IBM® watsonx.data is a new open architecture lakehouse that combines the elements of the data warehouse and data lakes. The best-in-class features and optimizations available on the watsonx.data make it an optimal choice for next generation data analytics and automation.

watsonx.data Developer edition

watsonx.data on Red Hat® OpenShift®

watsonx.data SaaS on AWS

watsonx.data is a unique solution that allows co-existence of open source technologies and proprietary products. It offers a single platform where you can store the data or attach data sources for managing and analyzing your enterprise data.

Use watsonx.data to store any type of data (structured, semi-structured, and unstructured) and make that data accessible directly for Artificial Intelligence (AI) and Business Intelligence (BI). You can also attach your data sources to watsonx.data, which helps to reduce data duplication and cost of storing data in multiple places. It uses open data formats with APIs and machine learning libraries, making it easier for data scientists and data engineers to use the data. watsonx.data architecture enforces schema and data integrity, making it easier to implement robust data security and governance mechanisms.

Key features

  • An architecture that fully separates compute, metadata, and storage to offer ultimate flexibility.

  • Multiple engines such as Presto and Spark that provide fast, reliable, and efficient processing of big data at scale.

  • Open formats for analytic data sets, allowing different engines to access and share the data at the same time.

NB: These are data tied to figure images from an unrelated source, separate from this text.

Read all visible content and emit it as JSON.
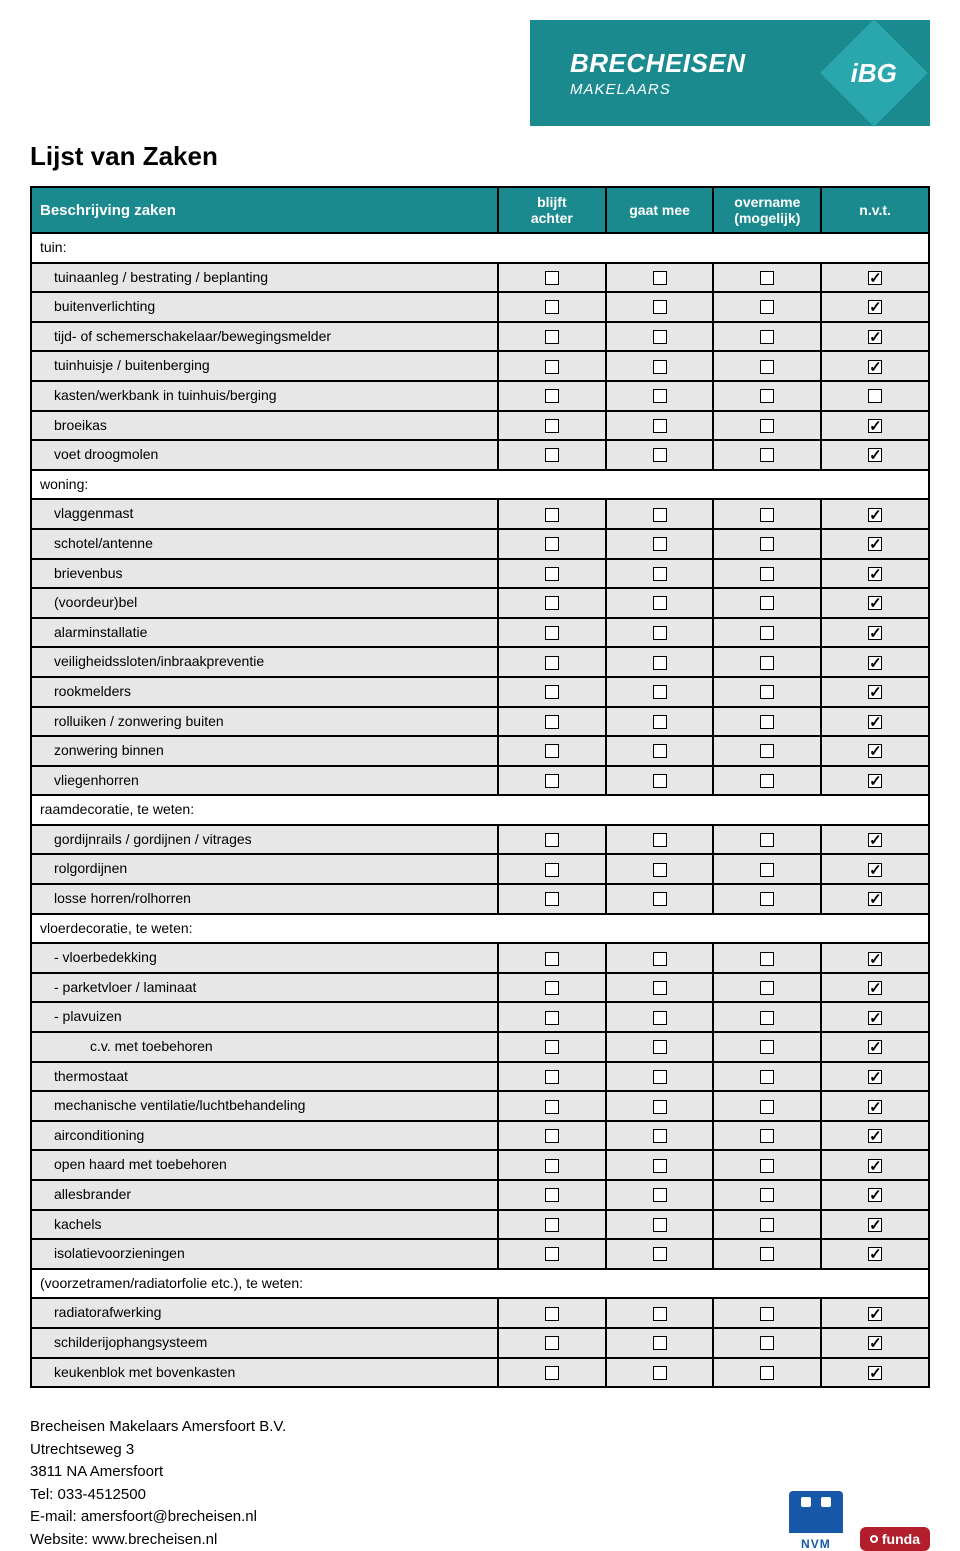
{
  "logo": {
    "brand": "BRECHEISEN",
    "sub": "MAKELAARS",
    "badge": "iBG"
  },
  "title": "Lijst van Zaken",
  "columns": {
    "desc": "Beschrijving zaken",
    "c1_l1": "blijft",
    "c1_l2": "achter",
    "c2": "gaat mee",
    "c3_l1": "overname",
    "c3_l2": "(mogelijk)",
    "c4": "n.v.t."
  },
  "rows": [
    {
      "type": "section",
      "label": "tuin:"
    },
    {
      "type": "item",
      "label": "tuinaanleg / bestrating / beplanting",
      "checks": [
        0,
        0,
        0,
        1
      ]
    },
    {
      "type": "item",
      "label": "buitenverlichting",
      "checks": [
        0,
        0,
        0,
        1
      ]
    },
    {
      "type": "item",
      "label": "tijd- of schemerschakelaar/bewegingsmelder",
      "checks": [
        0,
        0,
        0,
        1
      ]
    },
    {
      "type": "item",
      "label": "tuinhuisje / buitenberging",
      "checks": [
        0,
        0,
        0,
        1
      ]
    },
    {
      "type": "item",
      "label": "kasten/werkbank in tuinhuis/berging",
      "checks": [
        0,
        0,
        0,
        0
      ]
    },
    {
      "type": "item",
      "label": "broeikas",
      "checks": [
        0,
        0,
        0,
        1
      ]
    },
    {
      "type": "item",
      "label": "voet droogmolen",
      "checks": [
        0,
        0,
        0,
        1
      ]
    },
    {
      "type": "section",
      "label": "woning:"
    },
    {
      "type": "item",
      "label": "vlaggenmast",
      "checks": [
        0,
        0,
        0,
        1
      ]
    },
    {
      "type": "item",
      "label": "schotel/antenne",
      "checks": [
        0,
        0,
        0,
        1
      ]
    },
    {
      "type": "item",
      "label": "brievenbus",
      "checks": [
        0,
        0,
        0,
        1
      ]
    },
    {
      "type": "item",
      "label": "(voordeur)bel",
      "checks": [
        0,
        0,
        0,
        1
      ]
    },
    {
      "type": "item",
      "label": "alarminstallatie",
      "checks": [
        0,
        0,
        0,
        1
      ]
    },
    {
      "type": "item",
      "label": "veiligheidssloten/inbraakpreventie",
      "checks": [
        0,
        0,
        0,
        1
      ]
    },
    {
      "type": "item",
      "label": "rookmelders",
      "checks": [
        0,
        0,
        0,
        1
      ]
    },
    {
      "type": "item",
      "label": "rolluiken / zonwering buiten",
      "checks": [
        0,
        0,
        0,
        1
      ]
    },
    {
      "type": "item",
      "label": "zonwering binnen",
      "checks": [
        0,
        0,
        0,
        1
      ]
    },
    {
      "type": "item",
      "label": "vliegenhorren",
      "checks": [
        0,
        0,
        0,
        1
      ]
    },
    {
      "type": "section",
      "label": "raamdecoratie, te weten:"
    },
    {
      "type": "item",
      "label": "gordijnrails / gordijnen / vitrages",
      "checks": [
        0,
        0,
        0,
        1
      ]
    },
    {
      "type": "item",
      "label": "rolgordijnen",
      "checks": [
        0,
        0,
        0,
        1
      ]
    },
    {
      "type": "item",
      "label": "losse horren/rolhorren",
      "checks": [
        0,
        0,
        0,
        1
      ]
    },
    {
      "type": "section",
      "label": "vloerdecoratie, te weten:"
    },
    {
      "type": "item",
      "label": "-  vloerbedekking",
      "checks": [
        0,
        0,
        0,
        1
      ]
    },
    {
      "type": "item",
      "label": "-  parketvloer / laminaat",
      "checks": [
        0,
        0,
        0,
        1
      ]
    },
    {
      "type": "item",
      "label": "-  plavuizen",
      "checks": [
        0,
        0,
        0,
        1
      ]
    },
    {
      "type": "item",
      "indent": 3,
      "label": "c.v. met toebehoren",
      "checks": [
        0,
        0,
        0,
        1
      ]
    },
    {
      "type": "item",
      "label": "thermostaat",
      "checks": [
        0,
        0,
        0,
        1
      ]
    },
    {
      "type": "item",
      "label": "mechanische ventilatie/luchtbehandeling",
      "checks": [
        0,
        0,
        0,
        1
      ]
    },
    {
      "type": "item",
      "label": "airconditioning",
      "checks": [
        0,
        0,
        0,
        1
      ]
    },
    {
      "type": "item",
      "label": "open haard met toebehoren",
      "checks": [
        0,
        0,
        0,
        1
      ]
    },
    {
      "type": "item",
      "label": "allesbrander",
      "checks": [
        0,
        0,
        0,
        1
      ]
    },
    {
      "type": "item",
      "label": "kachels",
      "checks": [
        0,
        0,
        0,
        1
      ]
    },
    {
      "type": "item",
      "label": "isolatievoorzieningen",
      "checks": [
        0,
        0,
        0,
        1
      ]
    },
    {
      "type": "section",
      "label": "(voorzetramen/radiatorfolie etc.), te weten:"
    },
    {
      "type": "item",
      "label": "radiatorafwerking",
      "checks": [
        0,
        0,
        0,
        1
      ]
    },
    {
      "type": "item",
      "label": "schilderijophangsysteem",
      "checks": [
        0,
        0,
        0,
        1
      ]
    },
    {
      "type": "item",
      "label": "keukenblok met bovenkasten",
      "checks": [
        0,
        0,
        0,
        1
      ]
    }
  ],
  "footer": {
    "company": "Brecheisen Makelaars Amersfoort B.V.",
    "street": "Utrechtseweg 3",
    "postal": "3811 NA Amersfoort",
    "tel": "Tel: 033-4512500",
    "email": "E-mail: amersfoort@brecheisen.nl",
    "website": "Website: www.brecheisen.nl"
  },
  "badges": {
    "nvm": "NVM",
    "funda": "funda"
  }
}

  • Data sharing between watsonx.data, Db2® Warehouse, and Netezza Performance Server or any other data management solution through common Iceberg table format support, connectors, and a shareable metadata store.

  • Built-in governance that is compatible with existing solutions, including IBM Knowledge Catalog.

  • Cost-effective, simple object storage is available across hybrid-cloud and multicloud environments.

  • Integration with a robust ecosystem of IBM’s best-in-class solutions and third-party services to enable easy development and deployment of key use cases.